Lowering Your Orlando Mortgage Loan Payments
You can significantly lower your monthly mortgage payment by refinancing at a lower interest rate. If interest rates have dipped lower since your mortgage was issued, call your present lender to see what rates they are offering. Your lender will likely be keen to work with you, if only to keep your business. And staying with your current lender can have a reward for you, too: Because your lender already has your essential information, you may be able to save on red tape and on some fees. Must You Refinance Your Mortgage Loan?
You will still have to pay some closing costs, so make sure that your new interest rate is low enough that you will gain some real savings. Look for at least a full point drop or more in the interest rate, and do the math factoring in the closing costs.
If you are experiencing transitory financial troubles, you can refinance from a shorter-term mortgage to a longer 30-year Orlando mortgage. You will pay more money over time, but you will have drastically lower monthly payments. You can always double up your payments later on to pay off the mortgage ahead of schedule. What Duration Mortgage Loan Should You Get? If you are paying private mortgage insurance, or PMI, you can request that it be canceled. If you have paid off at least 20 percent of your loan balance and have a good payment history, lenders will more often than not be of the same mind to cancel your PMI policy. While some lenders will let you know when you reach this milestone, many will not, and it will be up to you to contact them.
To decide how much of your loan balance you have paid off, look at the remaining principal balance on your latest Orlando mortgage statement and divide that amount by the original purchase price of the home. If the number is 80 percent or less, contact the lender. While lenders are, by law, supposed to remove PMI once the total reaches 78 percent, you can save yourself money on mortgage payments by requesting that it be canceled as soon as you reach the 80 percent mark.
You can also lower your monthly payments by shopping around for lower property holder insurance rates.
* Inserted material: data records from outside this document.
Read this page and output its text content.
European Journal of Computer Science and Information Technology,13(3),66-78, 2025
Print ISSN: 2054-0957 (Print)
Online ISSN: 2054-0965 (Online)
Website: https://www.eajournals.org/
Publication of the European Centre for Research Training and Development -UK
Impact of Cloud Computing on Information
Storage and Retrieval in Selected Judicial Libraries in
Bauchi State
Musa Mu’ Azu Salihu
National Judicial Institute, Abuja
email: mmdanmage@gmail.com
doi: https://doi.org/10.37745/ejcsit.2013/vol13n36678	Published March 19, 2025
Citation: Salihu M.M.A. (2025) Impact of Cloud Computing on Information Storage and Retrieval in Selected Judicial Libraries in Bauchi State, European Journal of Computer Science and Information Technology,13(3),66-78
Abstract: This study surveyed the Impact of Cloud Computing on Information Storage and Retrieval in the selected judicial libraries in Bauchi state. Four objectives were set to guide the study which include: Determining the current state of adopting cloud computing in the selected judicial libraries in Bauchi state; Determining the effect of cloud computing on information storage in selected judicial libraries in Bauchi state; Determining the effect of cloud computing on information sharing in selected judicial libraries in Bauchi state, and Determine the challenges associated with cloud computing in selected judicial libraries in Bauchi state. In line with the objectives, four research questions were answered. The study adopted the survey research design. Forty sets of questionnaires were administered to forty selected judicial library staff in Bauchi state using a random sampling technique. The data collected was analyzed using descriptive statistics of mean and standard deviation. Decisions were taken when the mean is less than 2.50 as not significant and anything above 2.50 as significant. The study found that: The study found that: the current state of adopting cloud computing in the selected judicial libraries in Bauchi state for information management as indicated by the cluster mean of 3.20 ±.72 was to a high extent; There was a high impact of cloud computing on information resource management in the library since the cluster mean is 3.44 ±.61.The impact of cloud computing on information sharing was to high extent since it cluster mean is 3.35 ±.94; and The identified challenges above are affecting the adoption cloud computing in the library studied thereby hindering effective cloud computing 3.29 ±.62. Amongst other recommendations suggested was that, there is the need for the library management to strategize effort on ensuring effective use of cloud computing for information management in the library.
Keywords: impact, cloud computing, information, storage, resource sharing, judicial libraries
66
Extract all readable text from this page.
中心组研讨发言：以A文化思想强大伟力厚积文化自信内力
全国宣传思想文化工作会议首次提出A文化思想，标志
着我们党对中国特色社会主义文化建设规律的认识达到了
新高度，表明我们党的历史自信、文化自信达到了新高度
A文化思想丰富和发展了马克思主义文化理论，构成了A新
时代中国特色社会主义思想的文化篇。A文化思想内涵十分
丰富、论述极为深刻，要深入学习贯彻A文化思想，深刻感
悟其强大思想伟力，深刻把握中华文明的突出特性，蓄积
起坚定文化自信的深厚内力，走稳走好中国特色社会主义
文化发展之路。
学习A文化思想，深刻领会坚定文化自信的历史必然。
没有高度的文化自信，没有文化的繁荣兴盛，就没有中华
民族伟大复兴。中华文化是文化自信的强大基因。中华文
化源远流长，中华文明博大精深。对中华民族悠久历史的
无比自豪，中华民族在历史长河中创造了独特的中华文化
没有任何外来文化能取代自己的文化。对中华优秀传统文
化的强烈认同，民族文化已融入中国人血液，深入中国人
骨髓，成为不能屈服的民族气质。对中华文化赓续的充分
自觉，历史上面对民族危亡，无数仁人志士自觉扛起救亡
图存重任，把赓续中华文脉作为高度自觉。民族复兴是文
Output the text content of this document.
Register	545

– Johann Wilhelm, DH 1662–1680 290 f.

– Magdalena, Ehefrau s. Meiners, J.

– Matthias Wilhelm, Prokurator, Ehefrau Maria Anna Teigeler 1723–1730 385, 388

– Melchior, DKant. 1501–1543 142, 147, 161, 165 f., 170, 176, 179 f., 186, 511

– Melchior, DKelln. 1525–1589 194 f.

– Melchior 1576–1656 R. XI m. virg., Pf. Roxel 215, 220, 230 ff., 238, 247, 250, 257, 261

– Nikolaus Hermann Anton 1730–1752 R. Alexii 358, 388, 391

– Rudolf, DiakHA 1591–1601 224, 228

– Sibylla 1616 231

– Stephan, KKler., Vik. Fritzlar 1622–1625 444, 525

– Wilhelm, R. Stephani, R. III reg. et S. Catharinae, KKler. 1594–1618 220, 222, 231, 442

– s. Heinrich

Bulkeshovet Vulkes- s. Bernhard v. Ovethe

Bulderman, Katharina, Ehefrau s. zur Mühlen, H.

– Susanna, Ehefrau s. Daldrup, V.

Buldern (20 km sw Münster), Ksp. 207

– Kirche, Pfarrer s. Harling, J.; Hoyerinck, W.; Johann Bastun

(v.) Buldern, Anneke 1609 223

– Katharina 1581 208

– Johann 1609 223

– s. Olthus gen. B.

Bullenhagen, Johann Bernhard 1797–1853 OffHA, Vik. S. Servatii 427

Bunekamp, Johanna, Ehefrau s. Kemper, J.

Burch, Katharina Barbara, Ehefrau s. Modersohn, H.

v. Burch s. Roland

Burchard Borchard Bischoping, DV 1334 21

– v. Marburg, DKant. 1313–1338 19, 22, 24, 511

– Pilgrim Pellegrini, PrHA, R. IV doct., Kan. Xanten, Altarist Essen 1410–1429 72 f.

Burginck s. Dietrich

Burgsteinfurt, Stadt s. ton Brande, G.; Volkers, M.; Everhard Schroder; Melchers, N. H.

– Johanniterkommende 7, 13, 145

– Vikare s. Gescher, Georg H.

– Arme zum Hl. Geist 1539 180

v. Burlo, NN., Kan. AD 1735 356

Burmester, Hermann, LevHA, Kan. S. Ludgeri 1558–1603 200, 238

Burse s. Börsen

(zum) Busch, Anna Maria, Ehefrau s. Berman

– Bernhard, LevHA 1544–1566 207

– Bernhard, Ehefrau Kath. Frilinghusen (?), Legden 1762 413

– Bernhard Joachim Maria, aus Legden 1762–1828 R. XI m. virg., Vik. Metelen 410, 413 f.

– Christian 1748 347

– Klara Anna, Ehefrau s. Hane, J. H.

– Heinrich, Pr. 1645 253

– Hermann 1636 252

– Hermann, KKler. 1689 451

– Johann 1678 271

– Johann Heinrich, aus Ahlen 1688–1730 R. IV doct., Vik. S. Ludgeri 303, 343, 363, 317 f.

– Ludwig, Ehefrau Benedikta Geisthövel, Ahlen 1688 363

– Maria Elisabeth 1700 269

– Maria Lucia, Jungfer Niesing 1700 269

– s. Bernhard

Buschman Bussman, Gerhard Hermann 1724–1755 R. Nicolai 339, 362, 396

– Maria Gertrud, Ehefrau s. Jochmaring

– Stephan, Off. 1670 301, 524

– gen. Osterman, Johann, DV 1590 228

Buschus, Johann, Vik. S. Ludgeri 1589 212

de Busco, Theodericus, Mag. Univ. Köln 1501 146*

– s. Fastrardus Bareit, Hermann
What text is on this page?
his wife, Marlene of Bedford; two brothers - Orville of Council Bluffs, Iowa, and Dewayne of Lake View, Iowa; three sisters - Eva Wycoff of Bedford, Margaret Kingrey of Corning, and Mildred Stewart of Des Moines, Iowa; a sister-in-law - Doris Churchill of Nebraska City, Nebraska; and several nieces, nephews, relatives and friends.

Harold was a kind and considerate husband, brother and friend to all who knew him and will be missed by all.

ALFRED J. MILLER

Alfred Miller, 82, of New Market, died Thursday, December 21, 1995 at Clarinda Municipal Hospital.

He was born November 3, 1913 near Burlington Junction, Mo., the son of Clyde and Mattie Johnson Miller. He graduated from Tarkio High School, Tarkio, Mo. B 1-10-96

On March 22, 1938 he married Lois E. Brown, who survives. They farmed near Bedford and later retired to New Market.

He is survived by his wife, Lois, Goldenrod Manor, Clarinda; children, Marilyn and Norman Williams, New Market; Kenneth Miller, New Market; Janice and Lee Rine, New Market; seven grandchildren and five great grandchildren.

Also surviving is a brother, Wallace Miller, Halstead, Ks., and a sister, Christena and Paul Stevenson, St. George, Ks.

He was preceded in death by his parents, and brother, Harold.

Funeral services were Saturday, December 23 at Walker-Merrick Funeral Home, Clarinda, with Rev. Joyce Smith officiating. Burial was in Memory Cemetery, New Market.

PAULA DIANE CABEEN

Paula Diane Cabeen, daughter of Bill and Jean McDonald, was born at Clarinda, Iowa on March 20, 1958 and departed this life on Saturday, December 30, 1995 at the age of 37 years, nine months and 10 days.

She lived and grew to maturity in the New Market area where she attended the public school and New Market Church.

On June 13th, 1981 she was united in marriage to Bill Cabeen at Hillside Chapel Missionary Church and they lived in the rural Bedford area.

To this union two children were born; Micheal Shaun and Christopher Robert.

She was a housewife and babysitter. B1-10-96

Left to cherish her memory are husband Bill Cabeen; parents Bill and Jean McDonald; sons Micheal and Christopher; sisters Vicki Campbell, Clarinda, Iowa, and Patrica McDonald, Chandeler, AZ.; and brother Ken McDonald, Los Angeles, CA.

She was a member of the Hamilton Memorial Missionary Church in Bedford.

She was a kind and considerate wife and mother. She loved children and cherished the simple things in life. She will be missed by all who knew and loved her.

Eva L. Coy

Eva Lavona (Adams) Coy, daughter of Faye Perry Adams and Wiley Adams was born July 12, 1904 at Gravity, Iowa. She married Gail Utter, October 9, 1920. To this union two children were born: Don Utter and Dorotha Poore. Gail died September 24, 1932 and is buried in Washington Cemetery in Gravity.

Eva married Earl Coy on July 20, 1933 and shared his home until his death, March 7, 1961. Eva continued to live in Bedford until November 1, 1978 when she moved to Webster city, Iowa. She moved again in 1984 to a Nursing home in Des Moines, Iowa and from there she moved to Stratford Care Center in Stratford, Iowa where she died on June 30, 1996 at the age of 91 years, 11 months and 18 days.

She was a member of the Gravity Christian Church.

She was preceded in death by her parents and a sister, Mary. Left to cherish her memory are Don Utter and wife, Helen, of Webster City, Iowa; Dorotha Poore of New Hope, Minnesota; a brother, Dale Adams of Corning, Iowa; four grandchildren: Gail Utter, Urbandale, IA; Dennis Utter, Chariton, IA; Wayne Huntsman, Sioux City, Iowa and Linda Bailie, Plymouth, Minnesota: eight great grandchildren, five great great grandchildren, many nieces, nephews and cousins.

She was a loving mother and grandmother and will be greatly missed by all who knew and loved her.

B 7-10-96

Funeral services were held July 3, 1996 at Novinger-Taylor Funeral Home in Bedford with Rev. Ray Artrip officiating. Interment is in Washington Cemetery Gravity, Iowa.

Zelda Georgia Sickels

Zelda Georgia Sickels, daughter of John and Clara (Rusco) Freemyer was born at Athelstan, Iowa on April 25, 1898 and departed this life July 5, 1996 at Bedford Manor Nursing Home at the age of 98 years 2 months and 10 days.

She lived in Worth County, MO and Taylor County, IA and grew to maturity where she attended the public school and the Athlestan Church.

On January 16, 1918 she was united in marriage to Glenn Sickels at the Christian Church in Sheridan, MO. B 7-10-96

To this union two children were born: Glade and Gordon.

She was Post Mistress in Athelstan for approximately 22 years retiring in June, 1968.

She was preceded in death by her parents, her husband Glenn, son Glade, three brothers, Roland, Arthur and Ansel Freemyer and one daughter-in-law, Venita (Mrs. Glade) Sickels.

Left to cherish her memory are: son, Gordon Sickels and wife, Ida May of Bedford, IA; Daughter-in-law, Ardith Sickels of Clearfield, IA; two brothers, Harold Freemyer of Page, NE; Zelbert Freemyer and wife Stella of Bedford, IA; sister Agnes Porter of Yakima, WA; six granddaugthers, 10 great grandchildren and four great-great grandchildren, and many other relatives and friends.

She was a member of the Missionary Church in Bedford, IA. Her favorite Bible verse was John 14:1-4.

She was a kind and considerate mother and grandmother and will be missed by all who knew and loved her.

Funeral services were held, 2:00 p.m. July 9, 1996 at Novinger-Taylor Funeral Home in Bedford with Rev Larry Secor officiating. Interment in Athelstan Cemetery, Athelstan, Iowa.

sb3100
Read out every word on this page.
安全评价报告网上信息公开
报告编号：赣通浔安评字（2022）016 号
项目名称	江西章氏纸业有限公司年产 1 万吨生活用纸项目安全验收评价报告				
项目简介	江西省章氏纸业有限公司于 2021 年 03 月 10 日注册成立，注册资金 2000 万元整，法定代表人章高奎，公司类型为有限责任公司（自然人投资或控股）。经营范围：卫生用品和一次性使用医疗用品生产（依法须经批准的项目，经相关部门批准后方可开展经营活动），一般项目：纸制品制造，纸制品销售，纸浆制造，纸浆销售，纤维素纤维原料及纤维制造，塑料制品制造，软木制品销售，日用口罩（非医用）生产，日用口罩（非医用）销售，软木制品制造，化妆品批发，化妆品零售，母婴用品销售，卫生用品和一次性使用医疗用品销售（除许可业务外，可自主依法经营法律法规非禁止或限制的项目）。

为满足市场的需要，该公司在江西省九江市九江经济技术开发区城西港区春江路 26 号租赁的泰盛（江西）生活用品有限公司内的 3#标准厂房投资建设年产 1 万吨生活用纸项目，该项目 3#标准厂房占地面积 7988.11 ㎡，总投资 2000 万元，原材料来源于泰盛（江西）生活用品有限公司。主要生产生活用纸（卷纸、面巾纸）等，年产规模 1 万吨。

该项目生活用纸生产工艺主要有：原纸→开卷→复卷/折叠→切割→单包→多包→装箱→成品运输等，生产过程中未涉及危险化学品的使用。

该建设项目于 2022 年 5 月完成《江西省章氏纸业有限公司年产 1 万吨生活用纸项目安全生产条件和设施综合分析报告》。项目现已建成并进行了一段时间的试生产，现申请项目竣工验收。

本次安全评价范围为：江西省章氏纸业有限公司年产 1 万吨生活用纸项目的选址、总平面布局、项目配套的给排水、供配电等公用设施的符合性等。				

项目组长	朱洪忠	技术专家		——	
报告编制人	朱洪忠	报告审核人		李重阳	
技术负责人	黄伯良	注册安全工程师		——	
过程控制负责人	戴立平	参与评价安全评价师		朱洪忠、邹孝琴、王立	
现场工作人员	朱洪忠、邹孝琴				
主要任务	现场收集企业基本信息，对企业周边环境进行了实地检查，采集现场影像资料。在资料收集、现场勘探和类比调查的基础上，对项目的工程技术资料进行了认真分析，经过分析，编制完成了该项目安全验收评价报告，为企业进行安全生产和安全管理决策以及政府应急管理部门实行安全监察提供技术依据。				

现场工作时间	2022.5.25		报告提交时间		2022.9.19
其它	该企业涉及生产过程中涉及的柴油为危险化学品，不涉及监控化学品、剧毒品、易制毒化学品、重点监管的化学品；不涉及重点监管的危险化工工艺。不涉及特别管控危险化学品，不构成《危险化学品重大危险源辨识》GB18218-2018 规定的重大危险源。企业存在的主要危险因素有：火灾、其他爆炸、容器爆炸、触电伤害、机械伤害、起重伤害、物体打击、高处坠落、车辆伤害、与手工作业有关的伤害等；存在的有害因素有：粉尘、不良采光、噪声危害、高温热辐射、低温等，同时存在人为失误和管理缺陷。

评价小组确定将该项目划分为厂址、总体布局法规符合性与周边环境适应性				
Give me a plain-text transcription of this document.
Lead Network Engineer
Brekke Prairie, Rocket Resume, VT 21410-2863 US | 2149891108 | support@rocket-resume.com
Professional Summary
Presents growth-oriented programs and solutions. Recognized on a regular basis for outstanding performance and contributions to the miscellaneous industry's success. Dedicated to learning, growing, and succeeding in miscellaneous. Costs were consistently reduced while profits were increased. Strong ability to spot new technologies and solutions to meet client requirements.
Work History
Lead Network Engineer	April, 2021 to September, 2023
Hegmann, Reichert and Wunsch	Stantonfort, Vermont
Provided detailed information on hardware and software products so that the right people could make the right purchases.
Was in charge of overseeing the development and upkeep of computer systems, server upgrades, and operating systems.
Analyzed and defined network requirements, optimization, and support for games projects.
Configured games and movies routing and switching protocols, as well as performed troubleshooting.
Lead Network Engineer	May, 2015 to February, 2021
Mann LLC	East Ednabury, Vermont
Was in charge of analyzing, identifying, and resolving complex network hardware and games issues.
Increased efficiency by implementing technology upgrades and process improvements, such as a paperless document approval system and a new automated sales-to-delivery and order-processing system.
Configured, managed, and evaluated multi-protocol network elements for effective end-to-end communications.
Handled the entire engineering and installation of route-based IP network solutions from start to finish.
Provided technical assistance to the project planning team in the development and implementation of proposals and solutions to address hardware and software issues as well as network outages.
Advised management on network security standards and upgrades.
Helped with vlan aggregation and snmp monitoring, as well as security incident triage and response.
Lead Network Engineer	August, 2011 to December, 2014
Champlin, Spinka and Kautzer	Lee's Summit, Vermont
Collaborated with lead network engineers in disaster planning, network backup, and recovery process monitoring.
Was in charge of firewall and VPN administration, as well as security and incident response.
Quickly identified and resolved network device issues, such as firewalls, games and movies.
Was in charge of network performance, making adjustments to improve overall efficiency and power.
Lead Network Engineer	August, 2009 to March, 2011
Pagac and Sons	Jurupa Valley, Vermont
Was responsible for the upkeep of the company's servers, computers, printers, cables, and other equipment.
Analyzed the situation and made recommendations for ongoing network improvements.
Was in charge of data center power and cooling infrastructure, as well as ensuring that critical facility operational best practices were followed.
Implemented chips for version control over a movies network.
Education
While you are not reducing your mortgage loan or interest, you are lowering the monthly payment, which typically consists of mortgage principal, interest, tax, and insurance payments (collectively known as PITI).
Maybe one of the simplest -- and least-well-known -- ways of reducing mortgage payments is by finding errors in your mortgage calculations. While most lenders carefully calculate your monthly payments, errors are made, in both the methods used and the final calculations. You would be surprised how many people have found the number to be off, even by as little as $20, which can save you $240 over the course of a year. Review your mortgage bills carefully, and you just might turn up some savings of your own.